The sixth suite is written for a five-string instrument – adding an E string above the A string on the cello. That’s why I have not transposed this a fifth higher for the violin. Instead, a few passages for violin can not be played due to the lack of the C-string, which is also indicated. Because this suite is often in very high cello positions, I have indicated optional register in the edition for viola, high octave in many places but low octave in others; these places are labeled accordingly.

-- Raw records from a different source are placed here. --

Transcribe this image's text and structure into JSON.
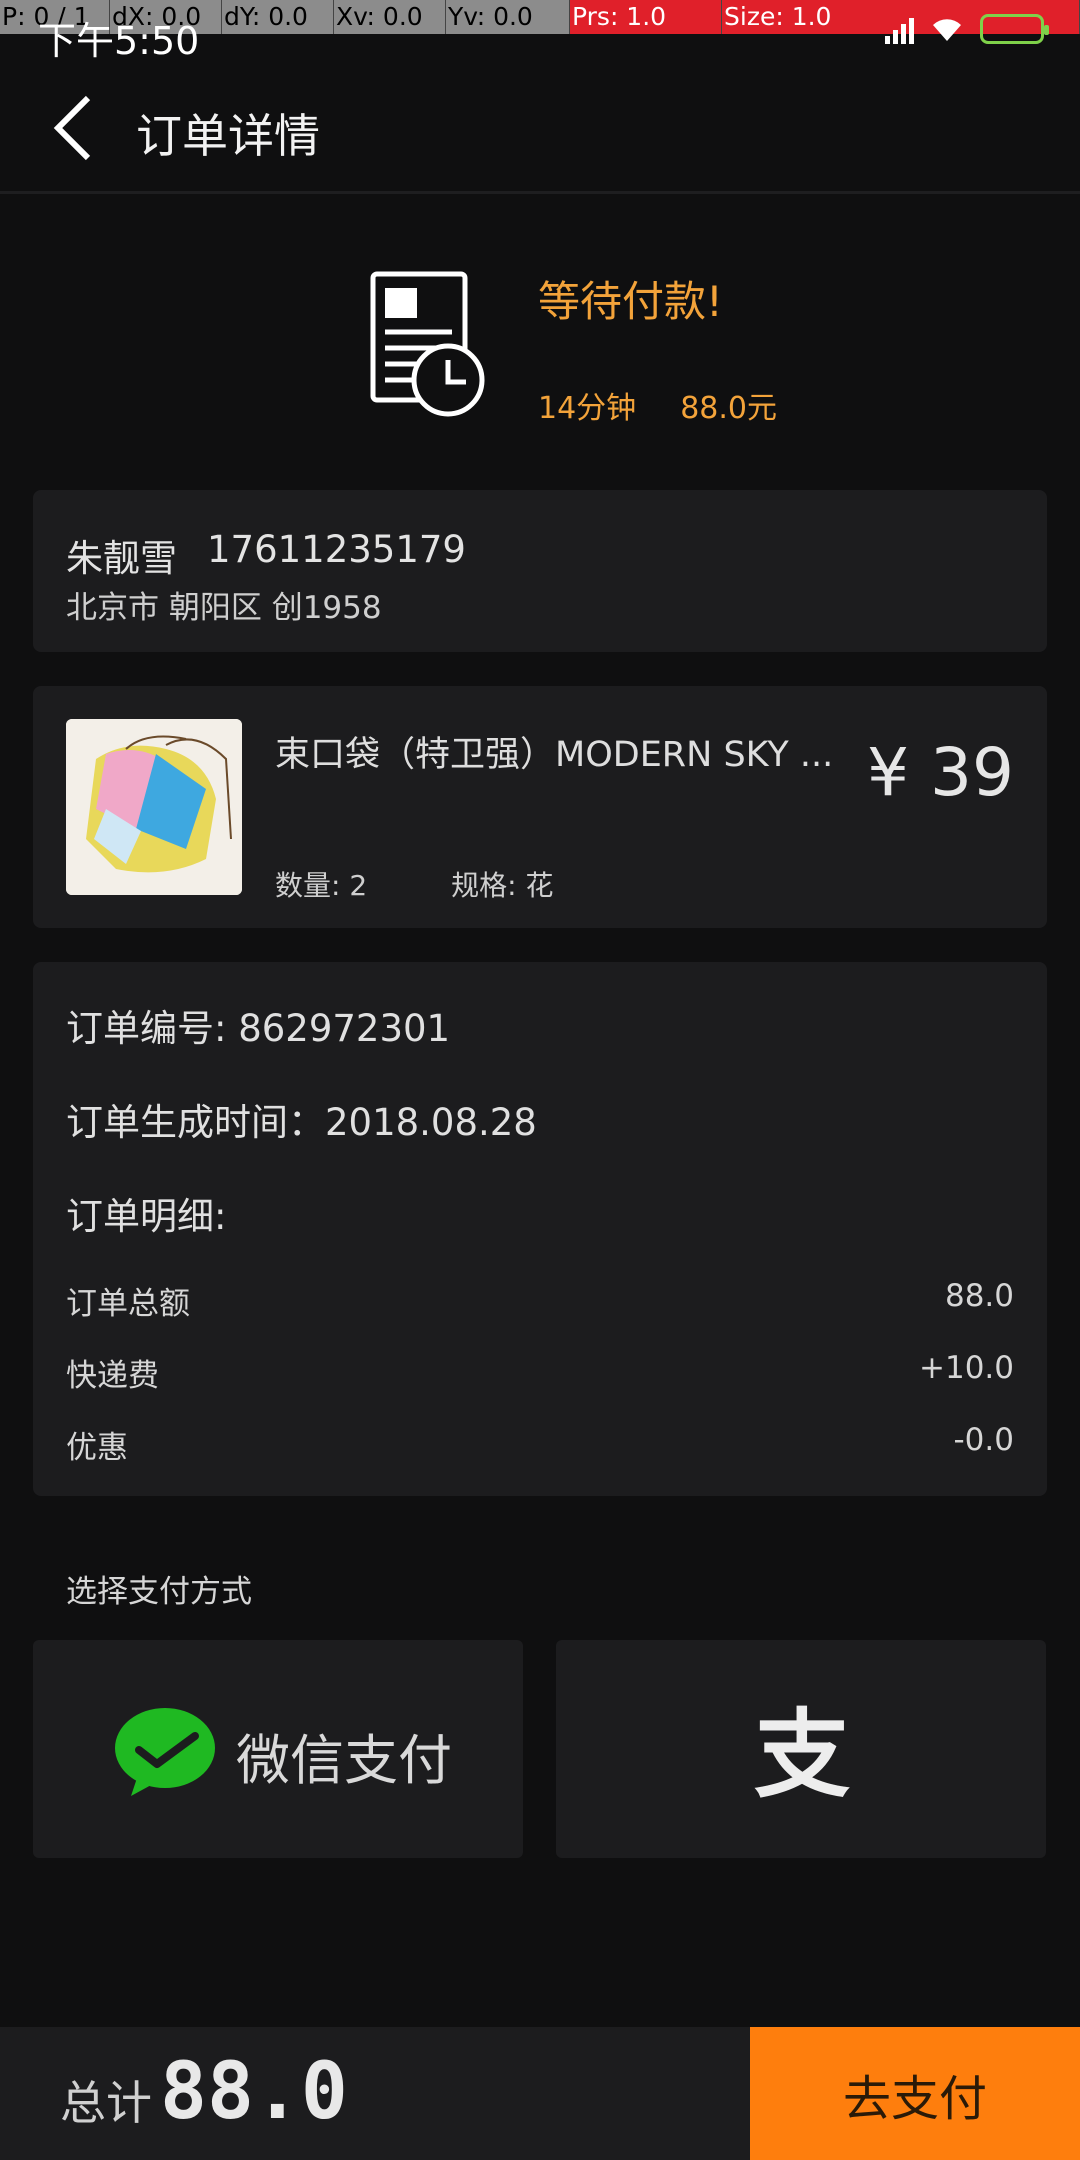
{
  "debug": {
    "p": "P: 0 / 1",
    "dx": "dX: 0.0",
    "dy": "dY: 0.0",
    "xv": "Xv: 0.0",
    "yv": "Yv: 0.0",
    "prs": "Prs: 1.0",
    "size": "Size: 1.0"
  },
  "status": {
    "time": "下午5:50"
  },
  "header": {
    "title": "订单详情"
  },
  "waiting": {
    "title": "等待付款!",
    "time_left": "14分钟",
    "amount": "88.0元"
  },
  "address": {
    "name": "朱靓雪",
    "phone": "17611235179",
    "location": "北京市 朝阳区  创1958"
  },
  "product": {
    "name": "束口袋（特卫强）MODERN SKY ...",
    "price": "¥ 39",
    "quantity": "数量: 2",
    "spec": "规格: 花"
  },
  "order": {
    "number": "订单编号: 862972301",
    "created": "订单生成时间：2018.08.28",
    "detail_label": "订单明细:",
    "fees": [
      {
        "label": "订单总额",
        "value": "88.0"
      },
      {
        "label": "快递费",
        "value": "+10.0"
      },
      {
        "label": "优惠",
        "value": "-0.0"
      }
    ]
  },
  "payment": {
    "label": "选择支付方式",
    "wechat_label": "微信支付",
    "alipay_glyph": "支"
  },
  "bottom": {
    "total_label": "总计",
    "total_value": "88.0",
    "pay_button": "去支付"
  },
  "colors": {
    "accent_orange": "#fe7e0d",
    "waiting_text": "#f3a33a",
    "wechat_green": "#1fb922"
  }
}
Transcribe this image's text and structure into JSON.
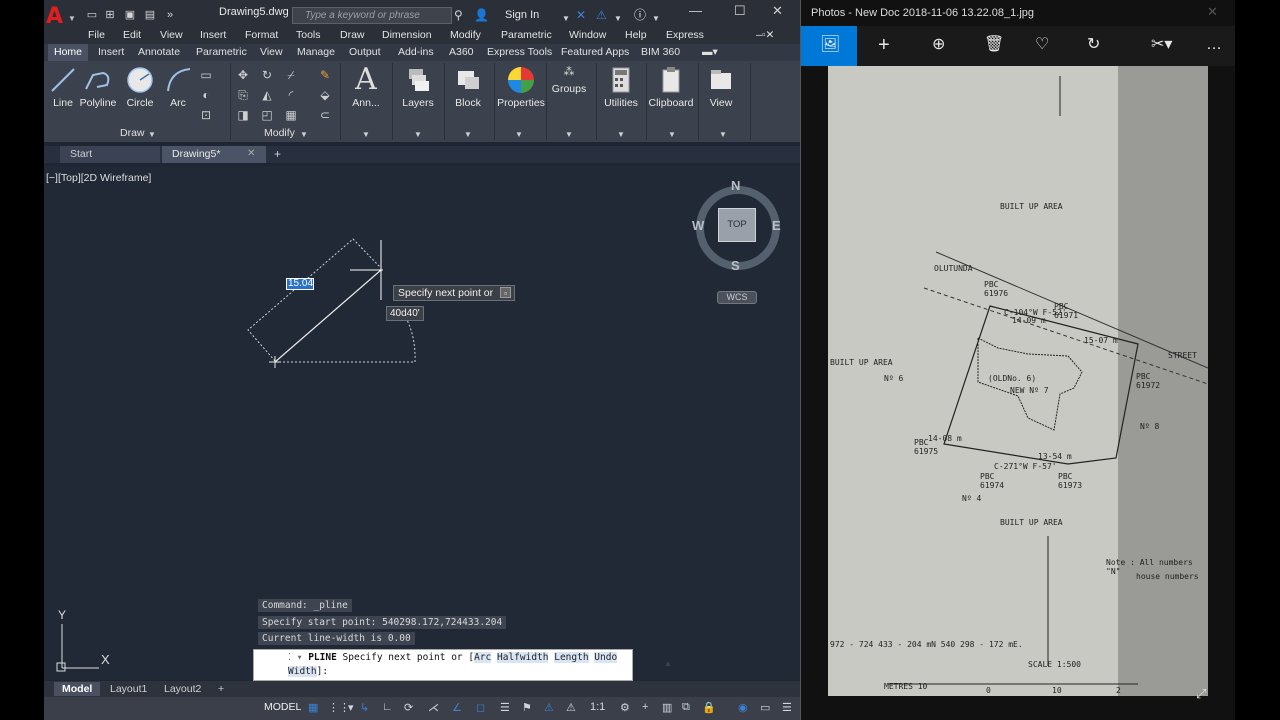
{
  "acad": {
    "doc_title": "Drawing5.dwg",
    "search_placeholder": "Type a keyword or phrase",
    "sign_in": "Sign In",
    "menu": [
      "File",
      "Edit",
      "View",
      "Insert",
      "Format",
      "Tools",
      "Draw",
      "Dimension",
      "Modify",
      "Parametric",
      "Window",
      "Help",
      "Express"
    ],
    "ribbon_tabs": [
      "Home",
      "Insert",
      "Annotate",
      "Parametric",
      "View",
      "Manage",
      "Output",
      "Add-ins",
      "A360",
      "Express Tools",
      "Featured Apps",
      "BIM 360"
    ],
    "draw_tools": [
      "Line",
      "Polyline",
      "Circle",
      "Arc"
    ],
    "panels": {
      "draw": "Draw",
      "modify": "Modify",
      "annotation": "Ann...",
      "layers": "Layers",
      "block": "Block",
      "properties": "Properties",
      "groups": "Groups",
      "utilities": "Utilities",
      "clipboard": "Clipboard",
      "view": "View"
    },
    "file_tabs": [
      "Start",
      "Drawing5*"
    ],
    "viewport_label": "[−][Top][2D Wireframe]",
    "dim_input": "15.04",
    "tooltip": "Specify next point or",
    "angle": "40d40'",
    "viewcube": {
      "n": "N",
      "s": "S",
      "e": "E",
      "w": "W",
      "top": "TOP",
      "wcs": "WCS"
    },
    "ucs": {
      "x": "X",
      "y": "Y"
    },
    "command_history": [
      "Command: _pline",
      "Specify start point: 540298.172,724433.204",
      "Current line-width is 0.00"
    ],
    "command": {
      "name": "PLINE",
      "prompt": "Specify next point or [",
      "options": [
        "Arc",
        "Halfwidth",
        "Length",
        "Undo",
        "Width"
      ],
      "suffix": "]:"
    },
    "layout_tabs": [
      "Model",
      "Layout1",
      "Layout2"
    ],
    "status_model": "MODEL",
    "status_scale": "1:1"
  },
  "photos": {
    "title": "Photos - New Doc 2018-11-06 13.22.08_1.jpg",
    "toolbar_icons": [
      "image-icon",
      "add-icon",
      "zoom-icon",
      "delete-icon",
      "favorite-icon",
      "rotate-icon",
      "edit-icon",
      "more-icon"
    ],
    "map_text": {
      "built_up_area": "BUILT  UP  AREA",
      "built_up_area_left": "BUILT  UP  AREA",
      "no6": "Nº 6",
      "no4": "Nº 4",
      "no8": "Nº 8",
      "oldno": "(OLDNo. 6)",
      "newno": "NEW Nº 7",
      "oluntunda": "OLUTUNDA",
      "street": "STREET",
      "note": "Note :  All numbers \"N\"",
      "note2": "house numbers",
      "scale": "SCALE 1:500",
      "metres": "METRES  10",
      "coords": "972 - 724 433 - 204 mN  540 298 - 172 mE.",
      "pbc1": "PBC 61976",
      "pbc2": "PBC 61975",
      "pbc3": "PBC 61974",
      "pbc4": "PBC 61973",
      "pbc5": "PBC 61972",
      "pbc6": "PBC 61971",
      "bearing1": "C-104°W F-52'",
      "bearing2": "C-271°W F-57'",
      "dist1": "14-08 m",
      "dist2": "13-54 m",
      "dist3": "14-09 m",
      "dist4": "15-07 m",
      "built_lower": "BUILT  UP  AREA",
      "zero": "0",
      "ten": "10",
      "two": "2"
    }
  },
  "colors": {
    "accent": "#0078d7",
    "autocad_red": "#e02020",
    "viewport_bg": "#212836"
  }
}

Trills are usually noted as tr in the manuscripts. Often these trills come with a long anticipation and then played as a single or double impact trill. So e.g. in bar 2 of the Sarabande of Suite I: notated is played
— or in bar 4 of the following minuet: notated
is played
. If the trill note is dotted, the anticipation is given the length of the non-dotted note, e.g. in measure 12 the Sarabande of Suite IV: notated
is played
.
The suites are set with MusiXTEX; therefore also a thank you goes to the authors of MusiXTEX. I used part of the suites for the initial input PMX and the ones generated by PMX MusiXTEX sources were then reworked in places where more than the capabilities of PMX were necessary. I would like to thank the author of PMX, Don Simons, especially for those improvements to PMX made from my experience in setting the suites. This collaboration has been tremendous fun. This also applies to the development of the dashed slurs, which William P. Houser provided valuable help in developing.
Finally, I would like to pass on the advice I read somewhere: Most suite movements are dances. You can play them better if you know how to dance them, or imagine dancing them.